Contrariamente a quanto assicurato dal governo Meloni, un’inchiesta del mensile Altraeconomia ha rivelato che l’export italiano di “Armi e munizioni” verso Tel Aviv non è stato “bloccato” dopo l’inizio dei bombardamenti sulla Striscia di Gaza. Lo certificano le statistiche del commercio estero dei mesi di ottobre e novembre 2023. Le cifre, pur esigue, impongono chiarezza: nei due mesi, infatti, l’Italia ha esportato armi e munizioni verso Israele per un valore di 817.536 euro.
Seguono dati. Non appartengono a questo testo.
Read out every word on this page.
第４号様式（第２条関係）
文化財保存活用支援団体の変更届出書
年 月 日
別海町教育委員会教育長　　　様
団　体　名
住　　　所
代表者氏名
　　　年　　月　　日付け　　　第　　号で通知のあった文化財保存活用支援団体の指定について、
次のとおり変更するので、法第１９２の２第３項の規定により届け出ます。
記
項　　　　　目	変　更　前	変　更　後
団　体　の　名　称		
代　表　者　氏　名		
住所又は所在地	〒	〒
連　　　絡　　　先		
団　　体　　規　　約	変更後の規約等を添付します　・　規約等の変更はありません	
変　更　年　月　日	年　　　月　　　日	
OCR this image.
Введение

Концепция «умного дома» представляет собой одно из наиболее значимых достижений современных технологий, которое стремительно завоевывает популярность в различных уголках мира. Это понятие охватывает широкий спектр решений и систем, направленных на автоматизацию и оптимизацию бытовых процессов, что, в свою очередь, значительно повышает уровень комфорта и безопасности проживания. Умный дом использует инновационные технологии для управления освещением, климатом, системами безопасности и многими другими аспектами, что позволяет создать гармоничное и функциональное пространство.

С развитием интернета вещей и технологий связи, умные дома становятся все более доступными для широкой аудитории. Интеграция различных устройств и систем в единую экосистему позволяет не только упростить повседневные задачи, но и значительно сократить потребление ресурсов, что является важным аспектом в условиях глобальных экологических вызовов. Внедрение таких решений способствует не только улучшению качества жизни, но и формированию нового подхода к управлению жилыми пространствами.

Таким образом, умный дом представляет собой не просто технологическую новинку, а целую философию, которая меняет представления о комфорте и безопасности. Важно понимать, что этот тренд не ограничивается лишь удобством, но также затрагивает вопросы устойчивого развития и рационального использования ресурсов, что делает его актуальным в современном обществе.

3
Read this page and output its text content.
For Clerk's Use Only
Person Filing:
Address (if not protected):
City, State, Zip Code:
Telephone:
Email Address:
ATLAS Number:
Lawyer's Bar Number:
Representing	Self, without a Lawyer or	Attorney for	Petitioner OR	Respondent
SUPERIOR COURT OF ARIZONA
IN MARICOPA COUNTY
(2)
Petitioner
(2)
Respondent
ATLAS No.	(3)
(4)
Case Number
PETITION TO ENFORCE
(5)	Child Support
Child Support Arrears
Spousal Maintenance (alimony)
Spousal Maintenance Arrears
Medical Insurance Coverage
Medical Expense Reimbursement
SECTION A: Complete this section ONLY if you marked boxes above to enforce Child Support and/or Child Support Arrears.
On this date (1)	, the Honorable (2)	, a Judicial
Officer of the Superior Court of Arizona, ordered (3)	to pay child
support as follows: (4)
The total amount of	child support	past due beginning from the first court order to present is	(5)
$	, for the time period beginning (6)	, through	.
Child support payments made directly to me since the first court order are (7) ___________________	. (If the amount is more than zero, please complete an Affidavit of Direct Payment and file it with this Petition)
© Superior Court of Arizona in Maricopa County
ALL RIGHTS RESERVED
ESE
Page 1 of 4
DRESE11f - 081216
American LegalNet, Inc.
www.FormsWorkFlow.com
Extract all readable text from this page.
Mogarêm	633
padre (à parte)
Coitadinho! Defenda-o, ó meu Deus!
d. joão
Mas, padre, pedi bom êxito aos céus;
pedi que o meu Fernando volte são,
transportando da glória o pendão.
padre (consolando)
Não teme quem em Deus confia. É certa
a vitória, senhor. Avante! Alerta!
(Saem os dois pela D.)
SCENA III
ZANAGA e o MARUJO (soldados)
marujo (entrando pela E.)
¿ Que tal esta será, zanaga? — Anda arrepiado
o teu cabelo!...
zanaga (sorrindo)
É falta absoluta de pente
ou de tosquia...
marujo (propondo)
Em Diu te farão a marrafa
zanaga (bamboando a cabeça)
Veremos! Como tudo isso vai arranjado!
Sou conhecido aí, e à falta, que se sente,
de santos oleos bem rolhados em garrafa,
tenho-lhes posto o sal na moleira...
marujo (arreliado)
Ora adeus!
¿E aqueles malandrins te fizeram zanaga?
Sempre Altraeconomia ha denunciato come le corvette israeliane, impegnate come le forze di terra e aria nell’attacco contro Gaza, siano armate dall’Italia, in particolare da Leonardo e Simmel Difesa. Infatti, dagli anni ‘70 la Oto Melara, oggi controllata da Leonardo, ha dotato di cannoni da 76 mm le imbarcazioni Sa’ar 3, 4 e 5, che hanno a bordo il sistema radar per il fire-control Orion Rtn-10X, prodotto da Selenia, sempre del gruppo Leonardo. Simmel, con base a Colleferro (Roma), ha suscitato minor attenzione, ma è la maggior produttrice italiana di munizionamento di medio e grosso calibro e leader internazionale nel munizionamento navale.

Non è un caso se, nel 2022, Leonardo era al 13mo posto nella graduatoria Sipri delle prime 100 aziende al mondo per produzione e vendita di sistemi d’arma, con un fatturato bellico di 12.470 milioni di dollari (83% del fatturato totale), mentre Fincantieri si trovava al 46esimo posto con un fatturato militare di 2.820 milioni di dollari (36% del totale). Nel 2023 Leonardo ha visto crescere i suoi ricavi dal 3,9% al 15,3%. Il valore delle sue azioni è cresciuto in un anno dell’88%.